La nature ne peut obtenir des droits puisque cela signifierait la négation de tout ce que l'humanité s'est efforcée de construire tout au long de son histoire. Il en découle, étant donné la nécessité de la nature pour la survie de l'homme dans une vision "environnementaliste" ou étant donné la valeur intrinsèque de la nature et donc le respect que l'homme doit lui porter dans une vision "fondamentaliste", que l'homme doit s'imposer des devoirs envers elle. C'est dans cette dimension d'obligation envers l'environnement qui nous entoure que les dirigeants politiques des vingt dernières années se sont posés à travers le sommet de Rio de Janeiro en 1992 ou encore le protocole de Kyoto. Mais cette notion de responsabilité ne s'applique pas uniquement aux grands dirigeants politiques et économiques devant limiter la déforestation, l'émission de CO2 des grandes usines, ou encore veiller à la sauvegarde d'un patrimoine naturel menacé, elle doit aussi s'appliquer à l'échelle de l'individu dans sa vie de tous les jours par un mode de vie plus écologique : le tri des déchets, la consommation moindre d'électricité ou d'eau.
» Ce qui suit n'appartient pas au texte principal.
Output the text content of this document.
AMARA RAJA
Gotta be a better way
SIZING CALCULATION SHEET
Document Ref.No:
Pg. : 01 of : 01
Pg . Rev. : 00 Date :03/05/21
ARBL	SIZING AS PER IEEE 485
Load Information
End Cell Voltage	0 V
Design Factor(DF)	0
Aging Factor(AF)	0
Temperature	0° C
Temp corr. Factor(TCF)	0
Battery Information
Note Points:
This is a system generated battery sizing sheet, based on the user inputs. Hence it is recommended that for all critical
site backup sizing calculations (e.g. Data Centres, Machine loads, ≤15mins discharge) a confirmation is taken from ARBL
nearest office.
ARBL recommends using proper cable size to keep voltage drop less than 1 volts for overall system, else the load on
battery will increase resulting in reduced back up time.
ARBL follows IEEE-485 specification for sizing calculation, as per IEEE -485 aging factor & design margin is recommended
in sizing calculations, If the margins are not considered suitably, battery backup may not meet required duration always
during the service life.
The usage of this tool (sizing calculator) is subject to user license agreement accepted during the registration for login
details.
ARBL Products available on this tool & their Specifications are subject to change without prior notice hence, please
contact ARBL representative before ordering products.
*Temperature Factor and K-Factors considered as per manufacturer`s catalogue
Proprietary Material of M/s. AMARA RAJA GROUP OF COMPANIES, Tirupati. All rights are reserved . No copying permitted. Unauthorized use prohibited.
L'attitude écologiste ne se limite pas uniquement à un groupe de pression mais bien à chacun d'entre nous qui, pour les générations à venir, se doit de faire passer l'intérêt général avant son intérêt personnel : l'écologie peut être considérée, d'une certaine manière, comme une nouvelle éthique redonnant à l'homme le goût des principes démocratiques pour lequel ses ancêtres se sont battus et qui ont tendance à s'altérer de nos jours ainsi que l'explique Régis Debray dans son article "L'intérêt général démagnétisé" publié dans Le Monde du vendredi 7 Février dans la rubrique "Carte Blanche".